St Anthony Guest House (mappingslavery.nl)

Our tour continued and we walked in the direction of the Gedempte Zuiderdiep. The Gedempte
Zuiderdiep is a street now, but before 1880 it apparently was the spot in Groningen where the ships, sometimes with slaves on it but also with goods, arrived. On the Zuiderdiep a lot of beer breweries established. The water was not suitable for long journeys, because it would rot easily. Beer was the perfect solution, because it doesn’t rot that easily, so the WIC ships were packed with a lot of beer for the crew to drink on their journeys, the crew members must have enjoyed themselves a lot during these journeys and it is a miracle that so many ships made it without suffering shipwreck. However, there were no traces to be found at the Zuiderdiep either.   
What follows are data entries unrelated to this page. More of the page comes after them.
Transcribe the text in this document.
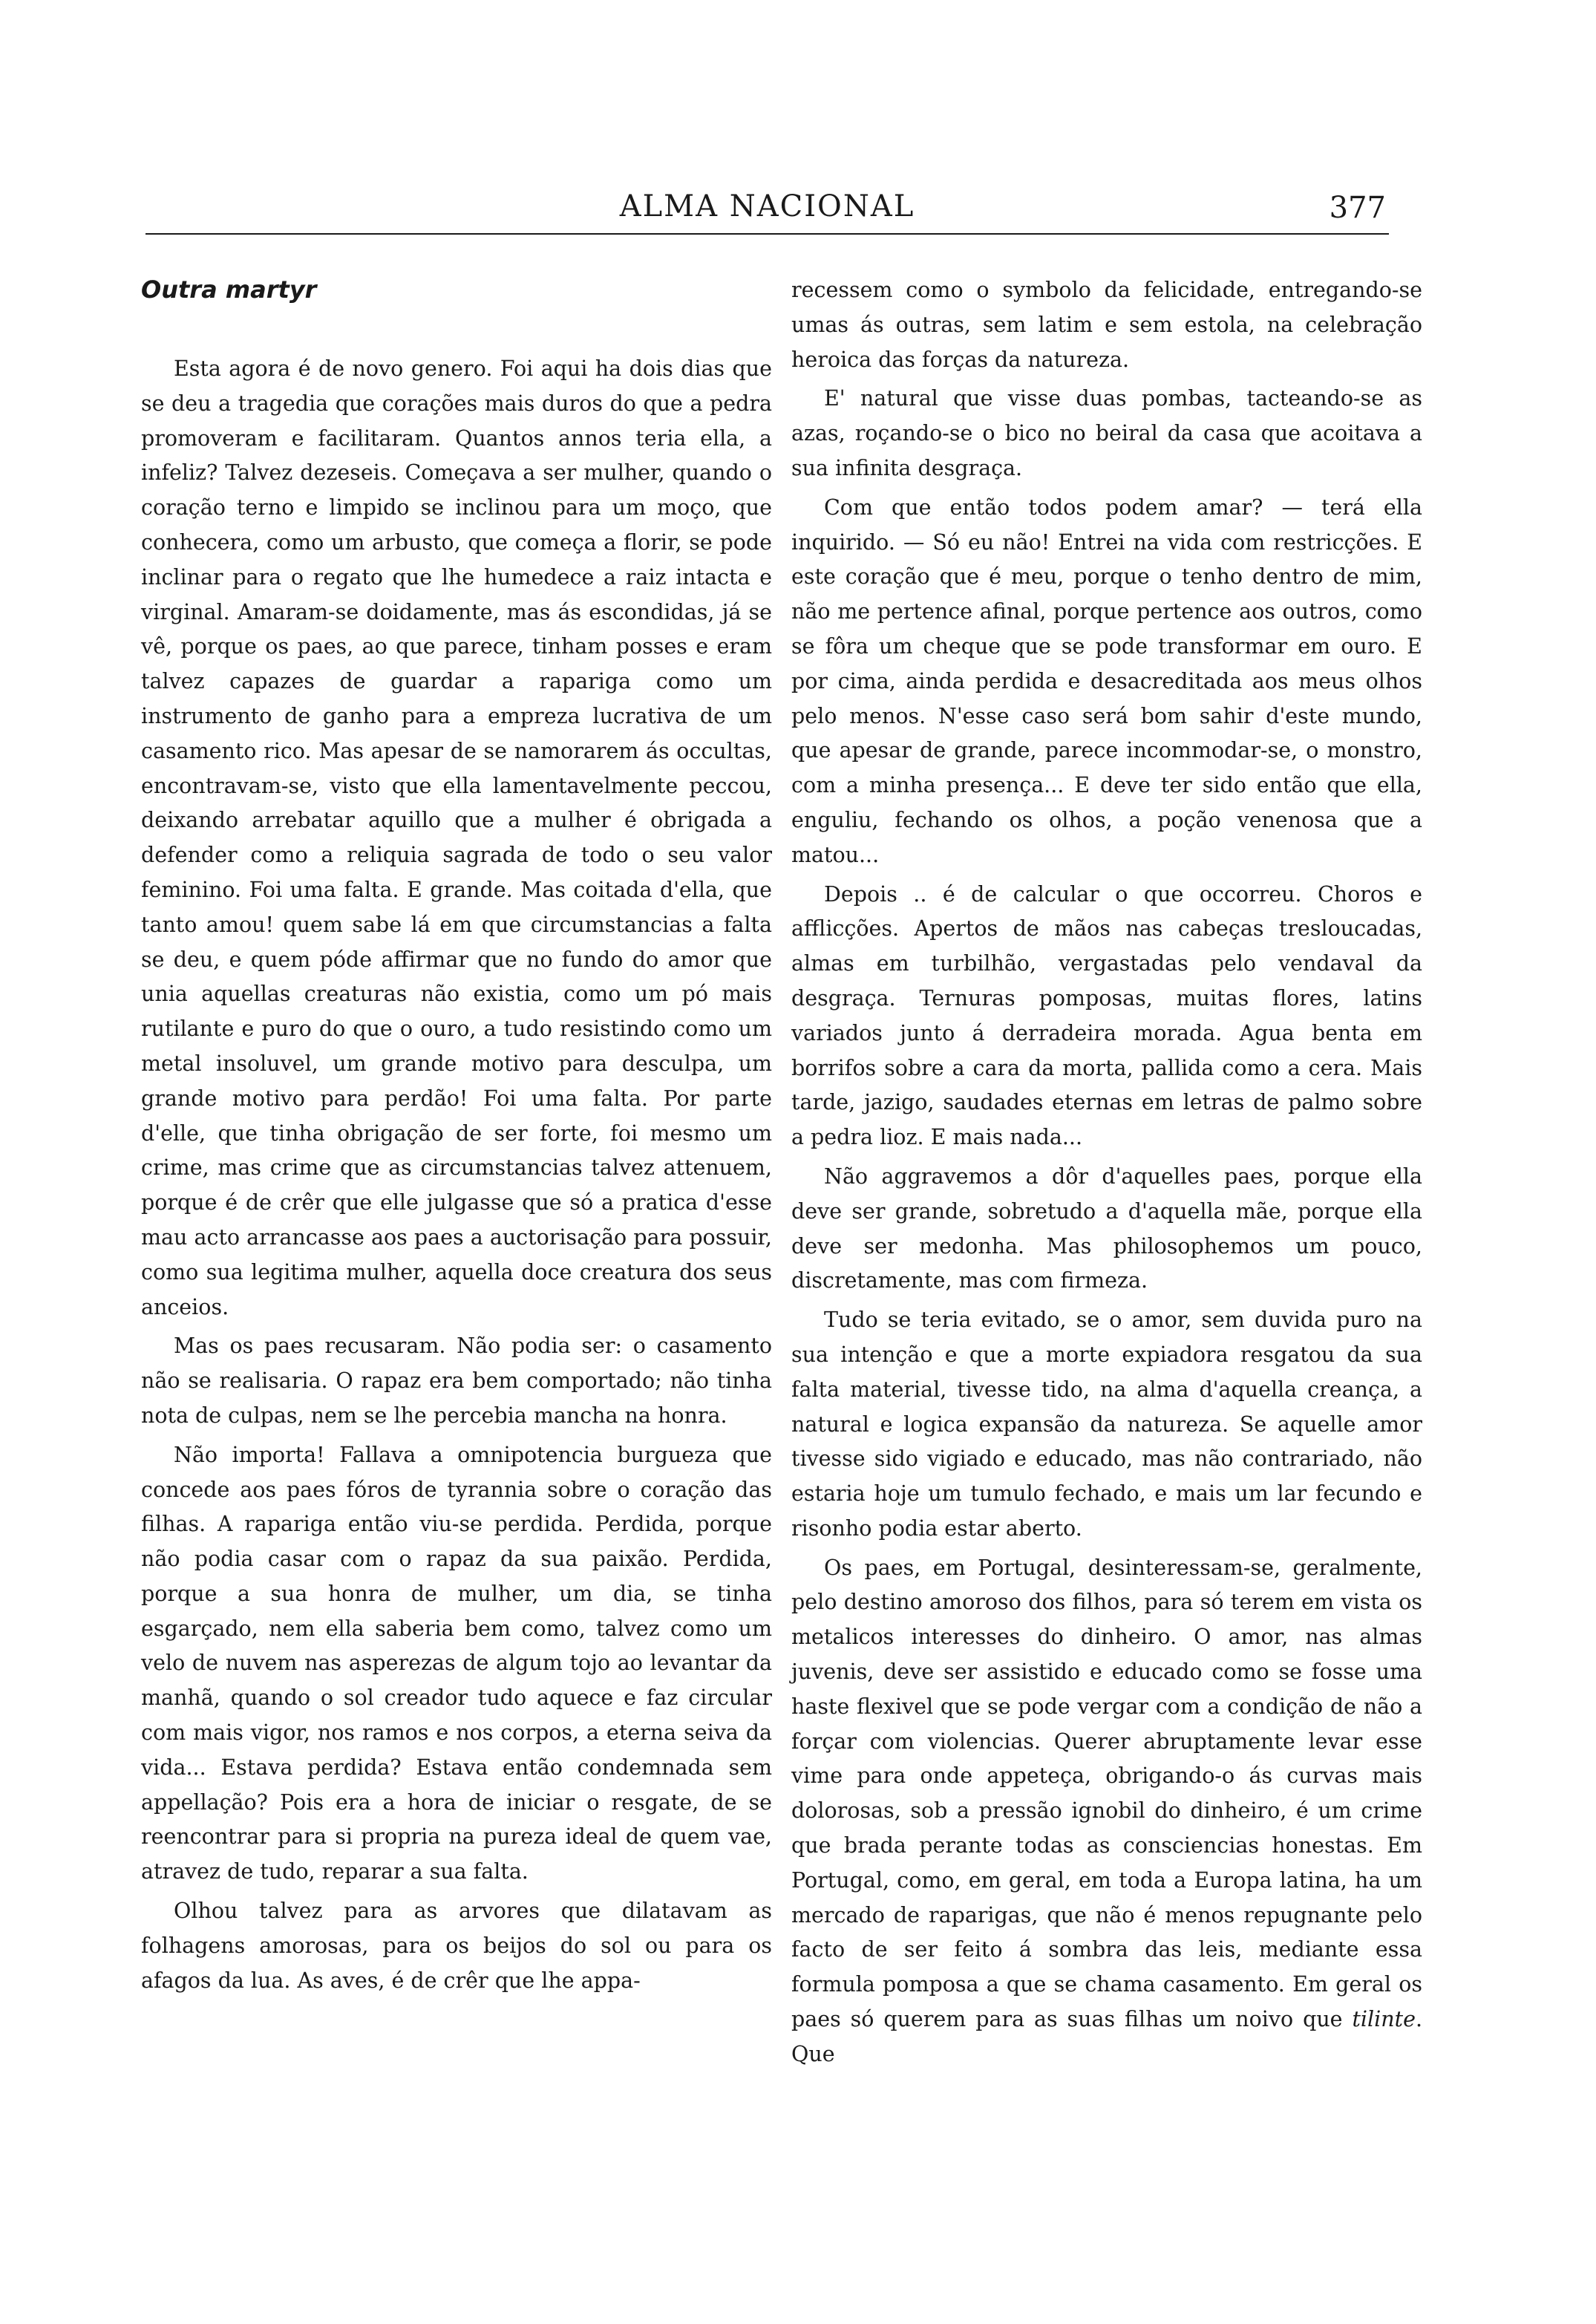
ALMA NACIONAL	377
Outra martyr

Esta agora é de novo genero. Foi aqui ha dois dias que se deu a tragedia que corações mais duros do que a pedra promoveram e facilitaram. Quantos annos teria ella, a infeliz? Talvez dezeseis. Começava a ser mulher, quando o coração terno e limpido se inclinou para um moço, que conhecera, como um arbusto, que começa a florir, se pode inclinar para o regato que lhe humedece a raiz intacta e virginal. Amaram-se doidamente, mas ás escondidas, já se vê, porque os paes, ao que parece, tinham posses e eram talvez capazes de guardar a rapariga como um instrumento de ganho para a empreza lucrativa de um casamento rico. Mas apesar de se namorarem ás occultas, encontravam-se, visto que ella lamentavelmente peccou, deixando arrebatar aquillo que a mulher é obrigada a defender como a reliquia sagrada de todo o seu valor feminino. Foi uma falta. E grande. Mas coitada d'ella, que tanto amou! quem sabe lá em que circumstancias a falta se deu, e quem póde affirmar que no fundo do amor que unia aquellas creaturas não existia, como um pó mais rutilante e puro do que o ouro, a tudo resistindo como um metal insoluvel, um grande motivo para desculpa, um grande motivo para perdão! Foi uma falta. Por parte d'elle, que tinha obrigação de ser forte, foi mesmo um crime, mas crime que as circumstancias talvez attenuem, porque é de crêr que elle julgasse que só a pratica d'esse mau acto arrancasse aos paes a auctorisação para possuir, como sua legitima mulher, aquella doce creatura dos seus anceios.

Mas os paes recusaram. Não podia ser: o casamento não se realisaria. O rapaz era bem comportado; não tinha nota de culpas, nem se lhe percebia mancha na honra.

Não importa! Fallava a omnipotencia burgueza que concede aos paes fóros de tyrannia sobre o coração das filhas. A rapariga então viu-se perdida. Perdida, porque não podia casar com o rapaz da sua paixão. Perdida, porque a sua honra de mulher, um dia, se tinha esgarçado, nem ella saberia bem como, talvez como um velo de nuvem nas asperezas de algum tojo ao levantar da manhã, quando o sol creador tudo aquece e faz circular com mais vigor, nos ramos e nos corpos, a eterna seiva da vida... Estava perdida? Estava então condemnada sem appellação? Pois era a hora de iniciar o resgate, de se reencontrar para si propria na pureza ideal de quem vae, atravez de tudo, reparar a sua falta.

Olhou talvez para as arvores que dilatavam as folhagens amorosas, para os beijos do sol ou para os afagos da lua. As aves, é de crêr que lhe appa-

recessem como o symbolo da felicidade, entregando-se umas ás outras, sem latim e sem estola, na celebração heroica das forças da natureza.

E' natural que visse duas pombas, tacteando-se as azas, roçando-se o bico no beiral da casa que acoitava a sua infinita desgraça.

Com que então todos podem amar? — terá ella inquirido. — Só eu não! Entrei na vida com restricções. E este coração que é meu, porque o tenho dentro de mim, não me pertence afinal, porque pertence aos outros, como se fôra um cheque que se pode transformar em ouro. E por cima, ainda perdida e desacreditada aos meus olhos pelo menos. N'esse caso será bom sahir d'este mundo, que apesar de grande, parece incommodar-se, o monstro, com a minha presença... E deve ter sido então que ella, enguliu, fechando os olhos, a poção venenosa que a matou...

Depois .. é de calcular o que occorreu. Choros e afflicções. Apertos de mãos nas cabeças tresloucadas, almas em turbilhão, vergastadas pelo vendaval da desgraça. Ternuras pomposas, muitas flores, latins variados junto á derradeira morada. Agua benta em borrifos sobre a cara da morta, pallida como a cera. Mais tarde, jazigo, saudades eternas em letras de palmo sobre a pedra lioz. E mais nada...

Não aggravemos a dôr d'aquelles paes, porque ella deve ser grande, sobretudo a d'aquella mãe, porque ella deve ser medonha. Mas philosophemos um pouco, discretamente, mas com firmeza.

Tudo se teria evitado, se o amor, sem duvida puro na sua intenção e que a morte expiadora resgatou da sua falta material, tivesse tido, na alma d'aquella creança, a natural e logica expansão da natureza. Se aquelle amor tivesse sido vigiado e educado, mas não contrariado, não estaria hoje um tumulo fechado, e mais um lar fecundo e risonho podia estar aberto.

Os paes, em Portugal, desinteressam-se, geralmente, pelo destino amoroso dos filhos, para só terem em vista os metalicos interesses do dinheiro. O amor, nas almas juvenis, deve ser assistido e educado como se fosse uma haste flexivel que se pode vergar com a condição de não a forçar com violencias. Querer abruptamente levar esse vime para onde appeteça, obrigando-o ás curvas mais dolorosas, sob a pressão ignobil do dinheiro, é um crime que brada perante todas as consciencias honestas. Em Portugal, como, em geral, em toda a Europa latina, ha um mercado de raparigas, que não é menos repugnante pelo facto de ser feito á sombra das leis, mediante essa formula pomposa a que se chama casamento. Em geral os paes só querem para as suas filhas um noivo que tilinte. Que
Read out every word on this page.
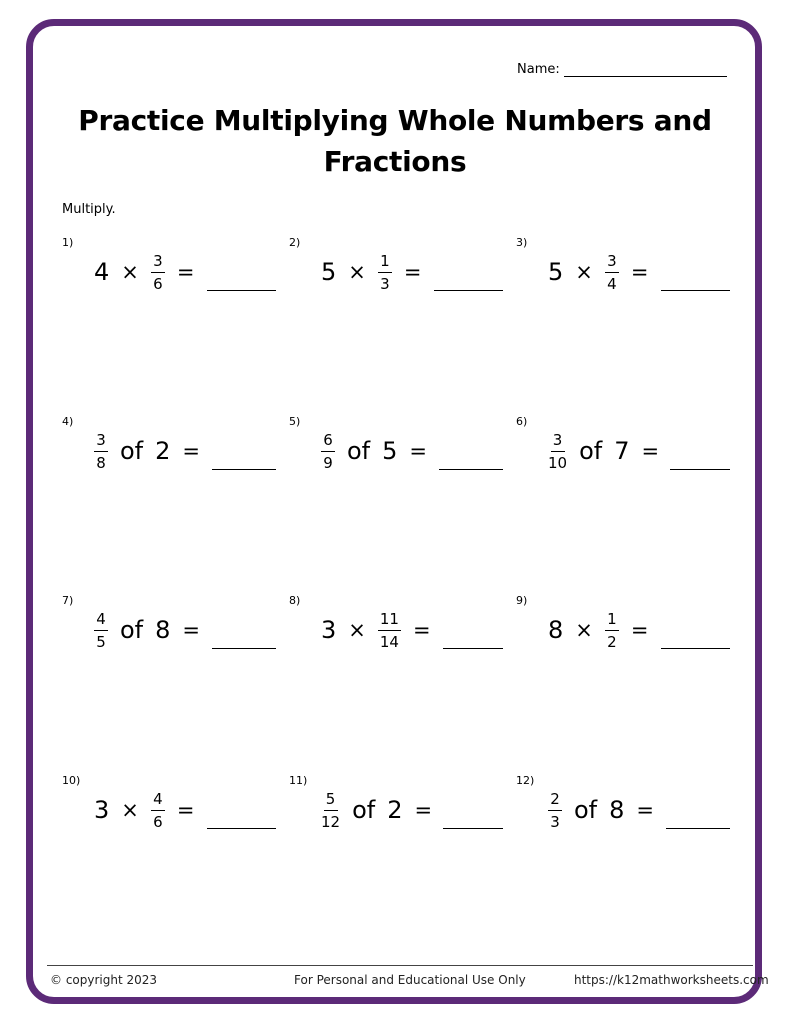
Name:
Practice Multiplying Whole Numbers and Fractions
Multiply.
1)
$4 \times \frac{3}{6}$ =
2)
$5 \times \frac{1}{3}$ =
3)
$5 \times \frac{3}{4}$ =
4)
$\frac{3}{8}$ of 2 =
5)
$\frac{6}{9}$ of 5 =
6)
$\frac{3}{10}$ of 7 =
7)
$\frac{4}{5}$ of 8 =
8)
$3 \times \frac{11}{14}$ =
9)
$8 \times \frac{1}{2}$ =
10)
$3 \times \frac{4}{6}$ =
11)
$\frac{5}{12}$ of 2 =
12)
$\frac{2}{3}$ of 8 =
© copyright 2023	For Personal and Educational Use Only	https://k12mathworksheets.com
Our tour continued, and we walked from the Zuiderdiep through the Oosterstraat to the Grote Markt. We stopped at Hotel de Doelen, where in 1841 a bold opponent of slavery, John Scoble, stayed. He pleaded for the abolition of slavery in the Dutch colonies. In the first half of the nineteenth century, a growing number of organizations turned against slavery. Together they formed the abolitionist movement. The Netherlands were rather late with the abolition of slavery, it was only in 1863 that slavery was officially forbidden. The people who owned slaves got thirty florin compensation for every ‘lost’ slave they had to give up after the abolition of slavery.  After Hotel de Doelen we walked to the city hall and we ended the tour at a house where a slave owner had lived. What stroke us during the city walk, was that our guide showed us mainly sites and spots where the slave owners had lived or where slave owners had worked. There was not much to see or tell about the slaves themselves, we barely saw any concrete traces. This is also because there is little material of the slaves being preserved, which shows how little people cared about the slaves.


We ended the day in style with a beer on a terrace at the Zuiderdiep and discussed the city walk and the traces of slavery, or especially the lack of traces. Some of the sites provided you with a  little information on a small tourism plaque, but that’s it. We had our tour guide to provide us with information and she told us about the website of mappingslavery.nl, on which more information on slavery traces can be found, but it is not visible at all when you walk through the city. In our opinion, it should be made more visible, and in this way it will also be better known. We missed the visibility of the heritagescape for the slavery traces. There were no boundaries that mark a heritage site, no actual cohesion to tell the stories of the slaves and only very little visibility of the traces, mostly on plaques. Some of the buildings were still more or less the same, but when you did not know about its past, you would not have any clue about it. We concluded that it would be a good solution if the Groninger Museum became responsible of this, and that they should set up some kind city tour in the weekends and holidays through the city centre and an additional audio tour through all the traces of slavery, providing you with more information about the spots. Also the tourism plaques should be more extended or they should provide you with a QR code, linking you to a website on which you can find more information about the specific site. Furthermore, the municipality should set up some kind of path, with visible and recognizable signposts, covering all the traces of slavery in Groningen. Without these tours, plaques and signs, nobody will notice the hidden traces of slavery in the city of Groningen.

Sources:


Garden, Mary-Catherine E. “The Heritagescape: Looking at Landscapes of the Past.” International Journal of Heritage Studies 12, no. 5 (2006): 394-411.